Think of the word ‘courage’ and what comes immediately to mind is the image of a soldier.

This heroic individual is ready to lay down for the sake of others what is most precious to him – his life. The common run of people cannot reach this height of bravery, but we are nevertheless called upon to exercise a good deal of courage in this battle we call Life.

As soon as the individual reaches the age of discretion, he finds he has to make difficult decisions, take paths whose destinations are not fully known. If he wants to preserve his integrity and lead a life of meaning, he will have resist temptations and overcome obstacles. There is hardly anyone whose life is smooth and trouble-free. We all come face to face with problems, worries and setbacks. They are an integral part of living and can be overcome only through an unremitting exercise of courage.

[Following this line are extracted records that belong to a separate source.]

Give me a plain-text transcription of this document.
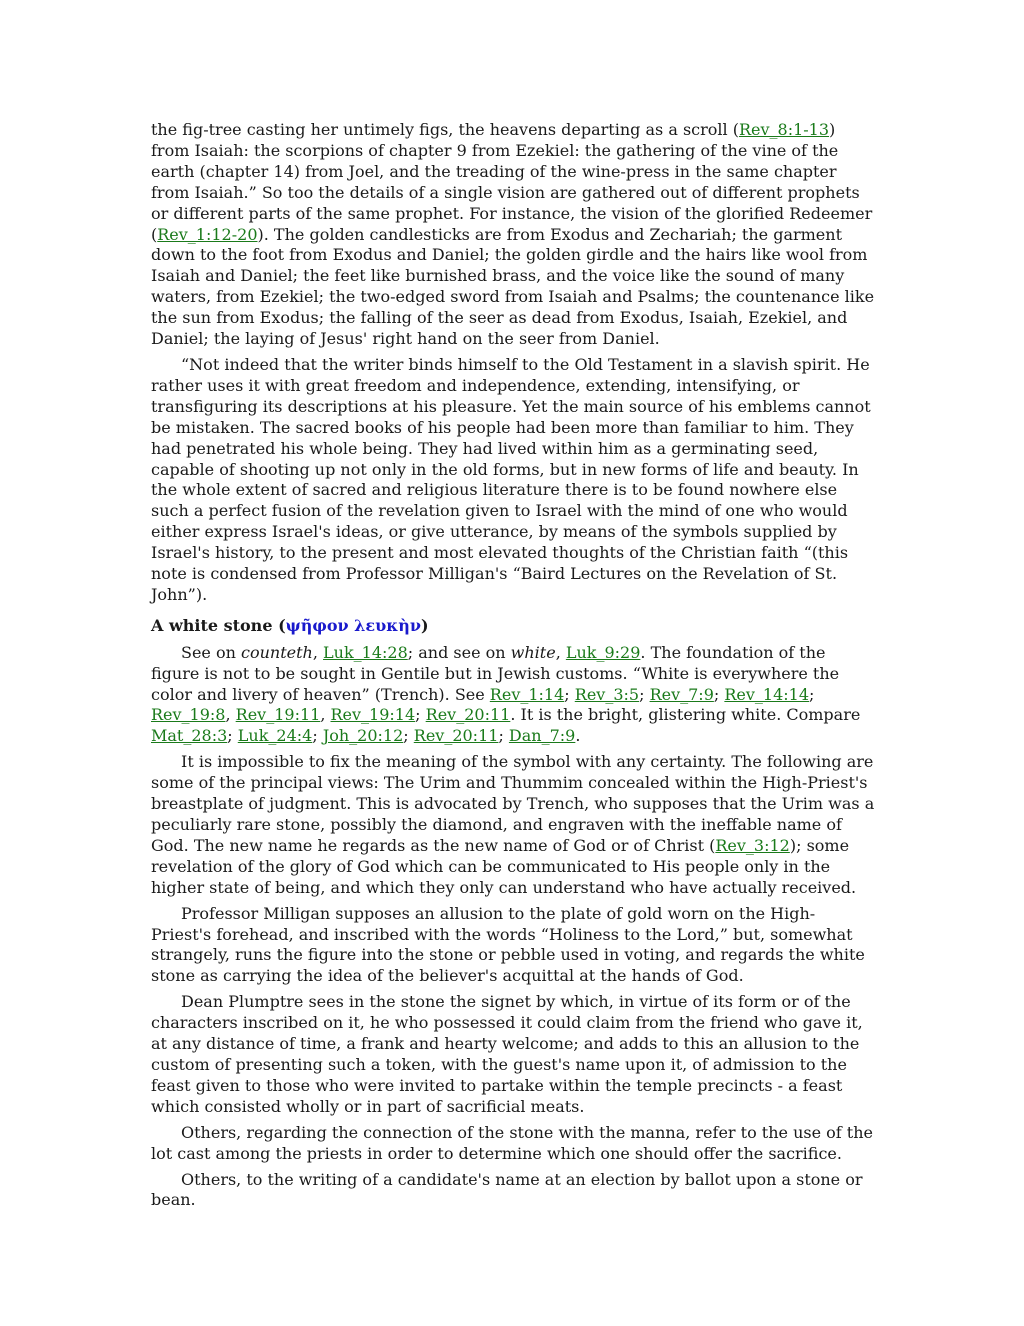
the fig-tree casting her untimely figs, the heavens departing as a scroll (Rev_8:1-13) from Isaiah: the scorpions of chapter 9 from Ezekiel: the gathering of the vine of the earth (chapter 14) from Joel, and the treading of the wine-press in the same chapter from Isaiah.” So too the details of a single vision are gathered out of different prophets or different parts of the same prophet. For instance, the vision of the glorified Redeemer (Rev_1:12-20). The golden candlesticks are from Exodus and Zechariah; the garment down to the foot from Exodus and Daniel; the golden girdle and the hairs like wool from Isaiah and Daniel; the feet like burnished brass, and the voice like the sound of many waters, from Ezekiel; the two-edged sword from Isaiah and Psalms; the countenance like the sun from Exodus; the falling of the seer as dead from Exodus, Isaiah, Ezekiel, and Daniel; the laying of Jesus' right hand on the seer from Daniel.

“Not indeed that the writer binds himself to the Old Testament in a slavish spirit. He rather uses it with great freedom and independence, extending, intensifying, or transfiguring its descriptions at his pleasure. Yet the main source of his emblems cannot be mistaken. The sacred books of his people had been more than familiar to him. They had penetrated his whole being. They had lived within him as a germinating seed, capable of shooting up not only in the old forms, but in new forms of life and beauty. In the whole extent of sacred and religious literature there is to be found nowhere else such a perfect fusion of the revelation given to Israel with the mind of one who would either express Israel's ideas, or give utterance, by means of the symbols supplied by Israel's history, to the present and most elevated thoughts of the Christian faith “(this note is condensed from Professor Milligan's “Baird Lectures on the Revelation of St. John”).

A white stone (ψῆφον λευκὴν)

See on counteth, Luk_14:28; and see on white, Luk_9:29. The foundation of the figure is not to be sought in Gentile but in Jewish customs. “White is everywhere the color and livery of heaven” (Trench). See Rev_1:14; Rev_3:5; Rev_7:9; Rev_14:14; Rev_19:8, Rev_19:11, Rev_19:14; Rev_20:11. It is the bright, glistering white. Compare Mat_28:3; Luk_24:4; Joh_20:12; Rev_20:11; Dan_7:9.

It is impossible to fix the meaning of the symbol with any certainty. The following are some of the principal views: The Urim and Thummim concealed within the High-Priest's breastplate of judgment. This is advocated by Trench, who supposes that the Urim was a peculiarly rare stone, possibly the diamond, and engraven with the ineffable name of God. The new name he regards as the new name of God or of Christ (Rev_3:12); some revelation of the glory of God which can be communicated to His people only in the higher state of being, and which they only can understand who have actually received.

Professor Milligan supposes an allusion to the plate of gold worn on the High-Priest's forehead, and inscribed with the words “Holiness to the Lord,” but, somewhat strangely, runs the figure into the stone or pebble used in voting, and regards the white stone as carrying the idea of the believer's acquittal at the hands of God.

Dean Plumptre sees in the stone the signet by which, in virtue of its form or of the characters inscribed on it, he who possessed it could claim from the friend who gave it, at any distance of time, a frank and hearty welcome; and adds to this an allusion to the custom of presenting such a token, with the guest's name upon it, of admission to the feast given to those who were invited to partake within the temple precincts - a feast which consisted wholly or in part of sacrificial meats.

Others, regarding the connection of the stone with the manna, refer to the use of the lot cast among the priests in order to determine which one should offer the sacrifice.

Others, to the writing of a candidate's name at an election by ballot upon a stone or bean.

History has a galaxy of great names, people who took up challenges in varying fields, faced them boldly and made the world a better place. To name a few, there is the Greek philosopher Socrates who embraced death rather than retract his reasoning; Andreas Vesalius who went into graveyards in the dead of night to dissect bodies and study the anatomy of the human body, an activity then considered a sacrilege.Coming to modern times, there is Martin Luther King who sacrificed his life for minority rights and Mahatma Gandhi who roused the entire nation against British might. 

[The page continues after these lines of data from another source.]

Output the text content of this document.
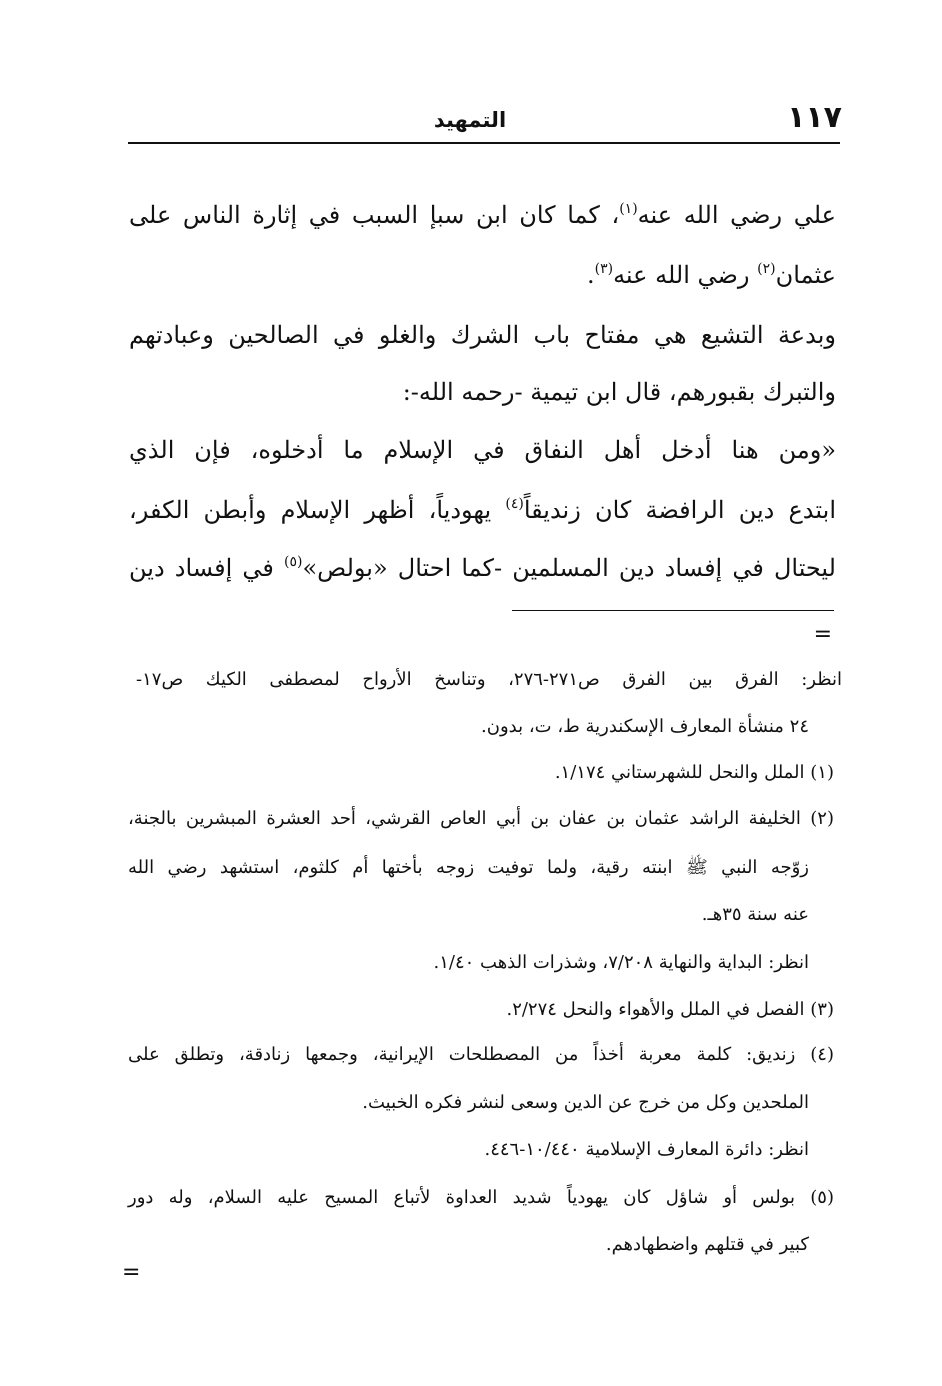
١١٧
التمهيد
علي رضي الله عنه$^{(١)}$، كما كان ابن سبإ السبب في إثارة الناس على
عثمان$^{(٢)}$ رضي الله عنه$^{(٣)}$.
وبدعة التشيع هي مفتاح باب الشرك والغلو في الصالحين وعبادتهم
والتبرك بقبورهم، قال ابن تيمية -رحمه الله-:
«ومن هنا أدخل أهل النفاق في الإسلام ما أدخلوه، فإن الذي
ابتدع دين الرافضة كان زنديقاً$^{(٤)}$ يهودياً، أظهر الإسلام وأبطن الكفر،
ليحتال في إفساد دين المسلمين -كما احتال «بولص»$^{(٥)}$ في إفساد دين
=
انظر: الفرق بين الفرق ص٢٧١-٢٧٦، وتناسخ الأرواح لمصطفى الكيك ص١٧-
٢٤ منشأة المعارف الإسكندرية ط، ت، بدون.
(١) الملل والنحل للشهرستاني ١/١٧٤.
(٢) الخليفة الراشد عثمان بن عفان بن أبي العاص القرشي، أحد العشرة المبشرين بالجنة،
زوّجه النبي ﷺ ابنته رقية، ولما توفيت زوجه بأختها أم كلثوم، استشهد رضي الله
عنه سنة ٣٥هـ.
انظر: البداية والنهاية ٧/٢٠٨، وشذرات الذهب ١/٤٠.
(٣) الفصل في الملل والأهواء والنحل ٢/٢٧٤.
(٤) زنديق: كلمة معربة أخذاً من المصطلحات الإيرانية، وجمعها زنادقة، وتطلق على
الملحدين وكل من خرج عن الدين وسعى لنشر فكره الخبيث.
انظر: دائرة المعارف الإسلامية ١٠/٤٤٠-٤٤٦.
(٥) بولس أو شاؤل كان يهودياً شديد العداوة لأتباع المسيح عليه السلام، وله دور
كبير في قتلهم واضطهادهم.
=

Is courage then a weapon given to a few extraordinary individuals? Going by what Nelson Mandela said, this is certainly not so. “I learned,” he said, “that courage is not the absence of fear, but the triumph over it. The brave man is not he who does not feel afraid, but he who conquers that fear.”

Little wonder then that we find people of substance and courage at all times and in all places. The human spirit is one of the most powerful forces for good on earth. Each Republic Day sees young children being feted for their extraordinary feats of bravery. What is more, similar deeds of bravery may be seen in one’s own backyard.

A teenager, with whom I am well acquainted, had this story to tell. She was walking along a busy thoroughfare when she saw a little boy break away from his mother and rush into oncoming traffic. While all stood petrified, this young girl sprang into the melee and got hold of him. Traffic on both sides screeched to a halt. Tragedy was barely averted and mercifully both remained unharmed. When she reached home, she was in a state of shock.

“Did I do wrong? Did I disobey rules?” she asked all a-tremble. “Not at all,” I assured her. “What questions would you ask yourself if the boy had been killed? Maybe you would have accused yourself. It was an act of pure courage.”

As Andre Maurois has said, “Our minds have unbelievable power over our bodies.” There is a word for it. It is called ‘courage’.